Much of that is because we tend to forget how much of an innovator Left Eye truly was.


Lisa was known for promoting safe sex, anti-drug, and HIV/AIDS prevention messages through her writing. She also promoted female empowerment in her song lyrics. In TLC’s debut album, Ooooooo...On the TLC Tip, Left Eye challenged the norm for mainstream subject matter of an all-female group. Lyrics throughout the album projected both obscene aggression and innocence, blending vulgarity with sweetness. The startling effect of these lyrics is on full display in the group’s breakthrough single, “Aint 2 Proud 2 Beg”.


Left Eye envisioned TLC to be the first all-female group to blend hip-hop, R&B, and funk. Chilli was the sweet soprano, T-Boz was the tangy contralto, and Left Eye brought the spicy rap lyrics. Dallas Austin, the band’s producer for the debut album, accomplished an extraordinary achievement when merging conflicting voices set to a huge, complex pattern of rhythms. Left Eye and Austin proved their sound had depth beyond initial impression in "What About Your Friends." This song’s vibrancy nearly jumped through speakers as their voices permeated color and boldness.


Lopes redefined what a female pop star should look like in the early 90s. She designed the outfits for the group and contributed significantly to the TLC’s image. The group’s signature style consisted of bright, baggy clothing resembling that of teenage boys. However, a large part of their posturing was to convince us that, beneath all their tough exterior and genderless appeal, they had young spirits that required tenderness.
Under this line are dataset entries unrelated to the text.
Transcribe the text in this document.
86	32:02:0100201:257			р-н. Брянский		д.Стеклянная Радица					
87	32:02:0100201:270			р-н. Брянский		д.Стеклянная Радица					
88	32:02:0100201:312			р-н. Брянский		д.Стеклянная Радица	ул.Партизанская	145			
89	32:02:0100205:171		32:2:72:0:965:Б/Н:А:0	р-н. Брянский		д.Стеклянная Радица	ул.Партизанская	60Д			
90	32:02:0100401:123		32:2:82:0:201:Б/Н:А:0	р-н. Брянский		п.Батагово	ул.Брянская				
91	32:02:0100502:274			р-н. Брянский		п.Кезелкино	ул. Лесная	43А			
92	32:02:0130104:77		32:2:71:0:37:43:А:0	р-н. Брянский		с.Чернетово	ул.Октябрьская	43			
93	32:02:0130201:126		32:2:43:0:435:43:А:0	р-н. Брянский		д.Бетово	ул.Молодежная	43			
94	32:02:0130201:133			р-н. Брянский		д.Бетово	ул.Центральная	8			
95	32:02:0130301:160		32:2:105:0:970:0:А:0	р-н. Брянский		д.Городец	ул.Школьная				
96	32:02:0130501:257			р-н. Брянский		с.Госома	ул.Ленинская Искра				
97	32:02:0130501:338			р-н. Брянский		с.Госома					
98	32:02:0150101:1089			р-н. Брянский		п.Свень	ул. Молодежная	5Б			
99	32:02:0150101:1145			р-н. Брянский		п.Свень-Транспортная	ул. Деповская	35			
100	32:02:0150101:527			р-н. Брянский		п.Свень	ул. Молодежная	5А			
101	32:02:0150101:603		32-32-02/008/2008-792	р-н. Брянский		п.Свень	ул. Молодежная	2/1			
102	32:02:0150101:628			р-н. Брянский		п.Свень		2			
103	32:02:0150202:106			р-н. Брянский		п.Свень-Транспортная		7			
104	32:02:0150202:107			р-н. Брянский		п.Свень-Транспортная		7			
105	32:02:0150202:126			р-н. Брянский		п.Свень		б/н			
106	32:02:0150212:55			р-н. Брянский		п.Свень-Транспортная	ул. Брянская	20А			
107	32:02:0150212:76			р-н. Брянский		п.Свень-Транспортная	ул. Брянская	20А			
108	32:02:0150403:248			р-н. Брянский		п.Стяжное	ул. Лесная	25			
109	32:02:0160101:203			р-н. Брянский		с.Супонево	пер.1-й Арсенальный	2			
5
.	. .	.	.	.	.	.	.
Left Eye collaborated primarily with group member, T-Boz on developing TLC’s dance style. She was a tomboyish Army brat, but a naturally silly performer. T-Boz would frequent a local skating rink as a teenager in the College Park district of Atlanta where future producer Dallas Austin and his crew would come to dance. T-Boz was inspired by Austin’s crew as well as other local roller dancers such as her neighbor, Rico Wade. Rico Wade later became a member of prominent production team known as Organized Noize. T-Boz was an unapologetic tomboy as well and adopted much of Wade’s dress, attitude and choreography. Some of the group’s most famous moves were on full display as they stole the show at the 1995 MTV Video Music Awards, only to be topped by some guy named Michael Jackson.


The three ladies wanted their videos and art work to reflect vibrant ownership of sexuality without succumbing to industry standards. The album cover for Ooooooo…On the TLC Tip promoted femininity and safe sex while group members were fully clothed and in non-form fitting attire. It was Lisa’s idea to place condoms all over their clothes while the band was wrapped in bright colors jumping like kids in a bounce house.

The image of the album cover was a perfect match for the music being fun with a message of sexual responsibility. The debut of Left Eye left the mainstream with a peek into her disturbing and perverse, yet thoughtful sexuality.

Left Eye was a cultural, artistic and musical innovator far beyond her time and nothing short of a creative genius. She was one-third of the highest selling American female band of all time. It is a travesty that she is not more openly and frequently recognized as one of the most influential artists in popular culture. Some of the most notable artists of the past decade that have been influenced by Ms., Lopes and her bandmates include Kehlani, Tinashe, Sevyn Streeter, Beyonce, and Rihanna.

Besides being an incredible artist, Lisa was a philanthropist and humanitarian with a heart as big as her voice. Before she passed, Ms. Lopes was volunteering at a child welfare system in Honduras and offering her relief after Hurricane Mitch. Left Eye bought land in Honduras to start a children’s camp and also had plans to develop a medical and educational non-profit. She was a frequent visitor of children’s hospitals in her home state of Georgia and had plans to visit a refugee camp in Kenya. After her tragic death, Lisa’s family established the Lisa Lopes Foundation to continue her mission of helping underprivileged youth and continue her work in Honduras.

Left Eye lived unapologetically like a rock star on the screen, through the speakers, and in her personal life. In order for her legacy to be cemented with the proper treatment, she deserves to be inducted with the rest of TLC into the Rock and Roll Hall of Fame.